FAIR Hazard Modeling - Reproducible Hydrological Frameworks

This blog post was inspired by the eWaterCycle model landscape documentation, particularly their discussion of “Friendly Neighbourhood Hydrological Models” and the challenges of standardization in hydrological modeling.
The Standards Problem
The eWaterCycle project aptly captures the challenge of building a “Friendly Neighbourhood” of hydrological models through the classic XKCD cartoon on standards (credit: xkcd): faced with 14 competing standards, someone creates a 15th “universal” standard—resulting in 15 competing standards. Yet sometimes standardization genuinely solves interoperability challenges, particularly when grounded in principled frameworks like FAIR.
FAIR Principles for Hydrological Modeling
The FAIR principles—Findable, Accessible, Interoperable, and Reusable—originally developed for research data, have profound implications for computational hydrology. A comprehensive review in Water Resources Research examines how these principles apply to hydrological modeling workflows, highlighting challenges in:
- Findability - Locating appropriate models for specific applications
- Accessibility - Obtaining models with clear licensing and documentation
- Interoperability - Coupling models through standardized interfaces
- Reusability - Reproducing results across different computing environments
The paper argues that achieving FAIR hydrology requires not just open-source code, but systematic attention to metadata, provenance tracking, and containerized execution environments.
Basic Model Interface: Enabling Interoperability
The Basic Model Interface (BMI) from CSDMS addresses the interoperability challenge through standardization. Consider how drivers benefit from familiar vehicle controls—steering wheels, brake pedals, and speedometers work predictably whether operating a compact car or heavy truck. BMI brings this philosophy to numerical models through a set of standard control and query functions.
BMI-compliant models expose consistent methods for:
- Initialization - Setting up model state and parameters
- Time stepping - Advancing the simulation
- Data exchange - Getting and setting variable values
- Finalization - Cleaning up resources
This standardization enables model coupling and platform integration while supporting FAIR principles—models become more findable through registries, accessible through common APIs, interoperable through shared interfaces, and reusable across computing environments.
eWaterCycle: A Reproducible Modeling Platform
The eWaterCycle project directly addresses FAIR challenges through a platform for reproducible hydrological experiments. Their GMD paper describes an architecture leveraging BMI-wrapped models within containerized environments. This combination enables eWaterCycle to orchestrate diverse hydrological models through a unified interface while ensuring reproducibility across computing platforms.
The eWaterCycle model landscape includes adapters for various models, though maintenance varies across implementations. Recent GitHub discussions reveal ongoing challenges:
- wflow.jl integration - Exploring Julia-based modeling within eWaterCycle
- HYPE model support - Community efforts to maintain model wrappers
These discussions illustrate both the promise and maintenance burden of supporting multiple models through standardized interfaces.
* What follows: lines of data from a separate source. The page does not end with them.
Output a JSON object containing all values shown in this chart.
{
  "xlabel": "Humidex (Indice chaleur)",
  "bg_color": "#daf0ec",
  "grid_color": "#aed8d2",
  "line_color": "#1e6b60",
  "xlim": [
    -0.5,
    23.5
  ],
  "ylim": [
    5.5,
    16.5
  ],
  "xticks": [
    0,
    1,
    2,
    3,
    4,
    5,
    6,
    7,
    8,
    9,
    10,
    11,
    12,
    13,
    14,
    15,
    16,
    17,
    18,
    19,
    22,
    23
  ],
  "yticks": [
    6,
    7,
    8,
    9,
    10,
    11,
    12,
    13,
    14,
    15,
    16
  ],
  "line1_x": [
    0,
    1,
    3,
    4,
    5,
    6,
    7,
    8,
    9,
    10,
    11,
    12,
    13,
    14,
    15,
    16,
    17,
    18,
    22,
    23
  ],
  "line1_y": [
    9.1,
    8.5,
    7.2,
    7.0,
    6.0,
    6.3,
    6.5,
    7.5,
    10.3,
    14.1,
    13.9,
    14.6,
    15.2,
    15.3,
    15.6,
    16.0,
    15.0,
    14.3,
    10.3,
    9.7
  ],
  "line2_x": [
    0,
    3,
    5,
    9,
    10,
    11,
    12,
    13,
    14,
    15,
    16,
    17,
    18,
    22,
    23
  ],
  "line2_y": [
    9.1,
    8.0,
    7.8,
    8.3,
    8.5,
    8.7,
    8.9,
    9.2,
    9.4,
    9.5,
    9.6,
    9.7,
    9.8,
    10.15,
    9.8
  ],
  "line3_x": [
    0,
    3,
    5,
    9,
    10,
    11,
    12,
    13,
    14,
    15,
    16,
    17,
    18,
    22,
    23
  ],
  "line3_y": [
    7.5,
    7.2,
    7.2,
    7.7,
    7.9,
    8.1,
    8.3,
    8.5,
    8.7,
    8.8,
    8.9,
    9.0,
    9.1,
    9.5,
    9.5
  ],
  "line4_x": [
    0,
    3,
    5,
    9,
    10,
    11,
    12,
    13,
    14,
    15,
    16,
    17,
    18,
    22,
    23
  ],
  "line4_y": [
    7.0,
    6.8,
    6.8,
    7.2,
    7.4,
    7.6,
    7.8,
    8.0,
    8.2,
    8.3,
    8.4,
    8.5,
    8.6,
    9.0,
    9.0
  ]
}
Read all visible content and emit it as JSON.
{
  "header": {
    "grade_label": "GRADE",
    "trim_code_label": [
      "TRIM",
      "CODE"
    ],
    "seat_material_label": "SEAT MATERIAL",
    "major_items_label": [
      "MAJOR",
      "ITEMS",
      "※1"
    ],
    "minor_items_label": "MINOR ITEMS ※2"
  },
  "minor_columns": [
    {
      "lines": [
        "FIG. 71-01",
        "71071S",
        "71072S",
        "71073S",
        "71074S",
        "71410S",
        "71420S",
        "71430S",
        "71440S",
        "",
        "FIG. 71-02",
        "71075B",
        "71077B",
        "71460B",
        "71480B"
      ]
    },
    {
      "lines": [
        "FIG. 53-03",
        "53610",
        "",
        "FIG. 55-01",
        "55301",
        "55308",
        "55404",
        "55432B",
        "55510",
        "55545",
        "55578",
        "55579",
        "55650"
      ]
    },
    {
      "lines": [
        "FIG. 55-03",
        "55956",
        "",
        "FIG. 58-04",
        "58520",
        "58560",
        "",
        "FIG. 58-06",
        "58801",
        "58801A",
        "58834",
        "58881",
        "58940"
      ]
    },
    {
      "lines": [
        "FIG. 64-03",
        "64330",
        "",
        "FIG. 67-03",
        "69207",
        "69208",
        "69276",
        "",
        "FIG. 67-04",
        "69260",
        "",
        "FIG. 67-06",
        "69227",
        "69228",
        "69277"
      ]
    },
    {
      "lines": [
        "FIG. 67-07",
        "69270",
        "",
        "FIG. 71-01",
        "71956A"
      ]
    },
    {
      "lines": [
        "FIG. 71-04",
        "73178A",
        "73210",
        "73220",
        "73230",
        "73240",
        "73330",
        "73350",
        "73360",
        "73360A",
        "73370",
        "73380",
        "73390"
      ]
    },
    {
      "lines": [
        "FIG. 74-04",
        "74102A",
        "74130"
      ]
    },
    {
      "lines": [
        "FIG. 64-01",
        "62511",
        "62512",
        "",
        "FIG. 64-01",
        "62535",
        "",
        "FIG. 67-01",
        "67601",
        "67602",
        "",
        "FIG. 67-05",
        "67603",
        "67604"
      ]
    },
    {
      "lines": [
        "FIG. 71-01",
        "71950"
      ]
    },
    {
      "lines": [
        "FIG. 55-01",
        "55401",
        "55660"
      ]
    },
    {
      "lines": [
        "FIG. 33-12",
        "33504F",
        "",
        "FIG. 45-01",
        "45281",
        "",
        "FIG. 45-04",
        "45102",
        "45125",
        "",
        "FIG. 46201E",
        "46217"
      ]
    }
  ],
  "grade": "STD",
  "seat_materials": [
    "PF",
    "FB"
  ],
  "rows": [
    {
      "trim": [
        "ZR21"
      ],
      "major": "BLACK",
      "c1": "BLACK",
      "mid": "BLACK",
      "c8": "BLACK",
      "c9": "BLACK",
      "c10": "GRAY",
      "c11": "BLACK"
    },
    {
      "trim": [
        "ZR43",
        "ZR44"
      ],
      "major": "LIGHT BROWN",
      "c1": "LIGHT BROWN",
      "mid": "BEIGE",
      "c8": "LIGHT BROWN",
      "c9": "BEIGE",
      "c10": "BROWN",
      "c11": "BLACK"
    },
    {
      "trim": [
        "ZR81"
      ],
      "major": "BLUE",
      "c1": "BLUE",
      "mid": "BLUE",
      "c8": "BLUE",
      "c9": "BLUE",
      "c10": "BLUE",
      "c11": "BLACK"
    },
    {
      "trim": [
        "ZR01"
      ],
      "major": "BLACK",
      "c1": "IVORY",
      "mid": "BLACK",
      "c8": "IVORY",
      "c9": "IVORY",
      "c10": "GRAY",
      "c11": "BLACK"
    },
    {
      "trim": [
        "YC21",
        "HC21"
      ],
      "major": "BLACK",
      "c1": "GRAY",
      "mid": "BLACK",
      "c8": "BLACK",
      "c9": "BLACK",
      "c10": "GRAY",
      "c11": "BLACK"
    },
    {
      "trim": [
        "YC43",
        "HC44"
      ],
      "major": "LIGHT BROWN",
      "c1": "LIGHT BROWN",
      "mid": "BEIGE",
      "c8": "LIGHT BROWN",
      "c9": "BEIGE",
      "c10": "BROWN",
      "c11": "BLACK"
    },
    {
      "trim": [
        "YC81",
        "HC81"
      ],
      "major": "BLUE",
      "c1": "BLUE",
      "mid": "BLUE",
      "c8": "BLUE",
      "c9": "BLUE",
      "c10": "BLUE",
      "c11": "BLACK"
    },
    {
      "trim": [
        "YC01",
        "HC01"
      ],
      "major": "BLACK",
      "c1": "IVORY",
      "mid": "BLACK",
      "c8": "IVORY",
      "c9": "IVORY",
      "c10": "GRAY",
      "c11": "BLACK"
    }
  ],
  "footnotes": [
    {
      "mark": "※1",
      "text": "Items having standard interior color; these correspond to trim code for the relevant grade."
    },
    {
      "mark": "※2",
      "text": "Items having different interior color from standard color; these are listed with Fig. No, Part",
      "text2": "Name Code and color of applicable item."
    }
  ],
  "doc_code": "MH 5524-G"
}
Parsimonious Models for Operational Hazard Forecasting
For impact-based forecasting, computational efficiency matters as much as physical accuracy. Two models stand out for their balance of parsimony and FAIR compliance:
wflow.jl - Distributed Hydrological Modeling
wflow.jl, written in Julia, provides distributed hydrological modeling with excellent computational performance. The GMD paper demonstrates its efficiency for large-domain applications, making it suitable for:
- Soil moisture monitoring
- Drought index calculation
- Streamflow forecasting
The Julia implementation offers significant speed advantages over Python equivalents while maintaining scientific rigor. Its open-source nature and growing BMI support position it well for FAIR-compliant workflows.
RIM2D - Rapid Flood Inundation Modeling
For hydrodynamic hazard modeling, RIM2D offers a parsimonious approach to flood inundation simulation. By simplifying the shallow water equations while preserving essential dynamics, RIM2D enables rapid scenario analysis for:
- Real-time flood forecasting
- Ensemble-based uncertainty quantification
- Impact assessment at scale
Implications for E4DRR
The combination of FAIR principles, eWaterCycle orchestration, and parsimonious models like wflow.jl and RIM2D presents a pathway for operational hazard modeling in East Africa. Rather than building monolithic systems, this approach favors:
- Modular components - Swap models as better alternatives emerge
- Reproducible workflows - Containerized environments ensure consistency
- Computational efficiency - Run ensemble forecasts within operational time constraints
- Provenance tracking - Document model configurations and input data sources
The challenge remains maintaining standardized wrappers and ensuring compatibility as upstream models evolve—the ongoing cost of interoperability that the XKCD cartoon humorously acknowledges.